Paris Musées announced yesterday that it is now offering 100,000 digital reproductions of artworks in the city’s museums as Open Access — free of charge and without restrictions — via its Collections portal. Paris Musées is a public entity that oversees the 14 municipal museums of Paris, including the Musée d’Art Moderne de la Ville de Paris, Petit Palais, and the Catacombs. Users can download a file that contains a high definition (300 DPI) image, a document with details about the selected work, and a guide of best practices for using and citing the sources of the image.
Masterpieces by renowned artists such as Rembrandt, Gustave Courbet, Eugène Delacroix, and Anthony van Dyck, among many other familiar and lesser-known names, can now be accessed and enjoyed digitally.
Discoverable in this visual trove is Paul Cézanne’s enchanting 1899 portrait of the French art dealer Ambroise Vollard, who appears rather restless after two weeks of perfectly immobile sittings for the artist. Despite the time he spent on the painting, Cézanne never declared it finished, but the work nevertheless bears his signature patches of color and luminous highlights throughout. While even the best reproduction will never compare to the experience of viewing a work of art in person, the high definition file that can be downloaded from the Paris Musées portal allows users who cannot visit the Petit Palais, where the painting resides, to become acquainted with Cézanne’s exquisite brushstrokes.
“Making this data available guarantees that our digital files can be freely accessed and reused by anyone or everyone, without any technical, legal or financial restraints, whether for commercial use or not,” reads a press release shared by Paris Musées.
At this stage, images available are of 2D artworks, such as paintings or photographs, that belong in the public sphere under a CC0 (Creative Commons Zero) license, which allows creators and owners of copyrighted or database-protected content to place those works in or as close as possible to the public domain. (Works still in copyright will be available as low definition files, so users can still get a feel for the museums’ collections online.)
Several works by Eugène Atget, the French photographer known for documenting and immortalizing old Paris, are also now in Open Access. Among them is “Coin des rues de Seine et de l’Echaudé, 6ème arrondissement, Paris” (1911), which epitomizes Atget’s radical approach of photographing nearly vacant streets. Aside from a few blurred passersby, the image favors the magic of the city itself over the presence of the figure.

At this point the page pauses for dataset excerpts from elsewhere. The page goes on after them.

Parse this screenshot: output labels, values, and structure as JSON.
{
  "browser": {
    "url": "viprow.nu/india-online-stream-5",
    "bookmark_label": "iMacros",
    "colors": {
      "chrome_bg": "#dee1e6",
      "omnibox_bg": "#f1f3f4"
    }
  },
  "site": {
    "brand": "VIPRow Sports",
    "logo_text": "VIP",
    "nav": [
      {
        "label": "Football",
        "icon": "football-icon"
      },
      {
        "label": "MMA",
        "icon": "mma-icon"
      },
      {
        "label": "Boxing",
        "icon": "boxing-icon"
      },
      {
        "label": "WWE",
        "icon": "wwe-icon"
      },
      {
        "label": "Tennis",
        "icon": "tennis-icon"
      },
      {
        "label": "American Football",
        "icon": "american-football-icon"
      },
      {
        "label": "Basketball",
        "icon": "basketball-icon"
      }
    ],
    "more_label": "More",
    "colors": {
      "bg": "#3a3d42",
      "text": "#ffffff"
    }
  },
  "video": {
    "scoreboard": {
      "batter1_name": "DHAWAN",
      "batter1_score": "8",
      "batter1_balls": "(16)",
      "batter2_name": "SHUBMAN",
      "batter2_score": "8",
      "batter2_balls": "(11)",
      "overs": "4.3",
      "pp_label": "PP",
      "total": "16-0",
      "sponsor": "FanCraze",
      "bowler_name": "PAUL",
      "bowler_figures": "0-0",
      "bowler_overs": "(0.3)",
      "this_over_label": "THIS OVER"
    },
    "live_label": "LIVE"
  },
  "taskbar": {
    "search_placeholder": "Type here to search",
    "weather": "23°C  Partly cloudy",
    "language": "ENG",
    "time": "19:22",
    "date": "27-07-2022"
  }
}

Paris Musées receives a high volume of inquiries from researchers, students, and educators who want to view or utilize images of works in the museums’ collections. “We are ensuring they can easily, enduringly, freely and instantly use High Definition images to support their research, their teaching and their publications, thereby improving their physical and digital cultural mediation tools,” says the press release.
Scholars and art lovers alike can use the portal as a tool to revisit the works that shaped — or shook — art history. Gustave Courbet’s “Les demoiselles des bords de la Seine” (1857) depicts two young women lounging lazily by the banks of the Seine on a hot summer day. The painting, which belongs to the collection of Petit Palais, was the subject of controversy at the Paris Salon of 1857 for what some deemed an indecorous and even sensual portrayal of working class women. “This work, unique in its modern subject and unusually large format for a genre scene, broke away from the conventions of the day,” reads a text on Petit Palais’s website.
The Open Access works will also be included in virtual exhibitions on the website with the objective of highlighting the images’ availability and encouraging users to download and reuse them.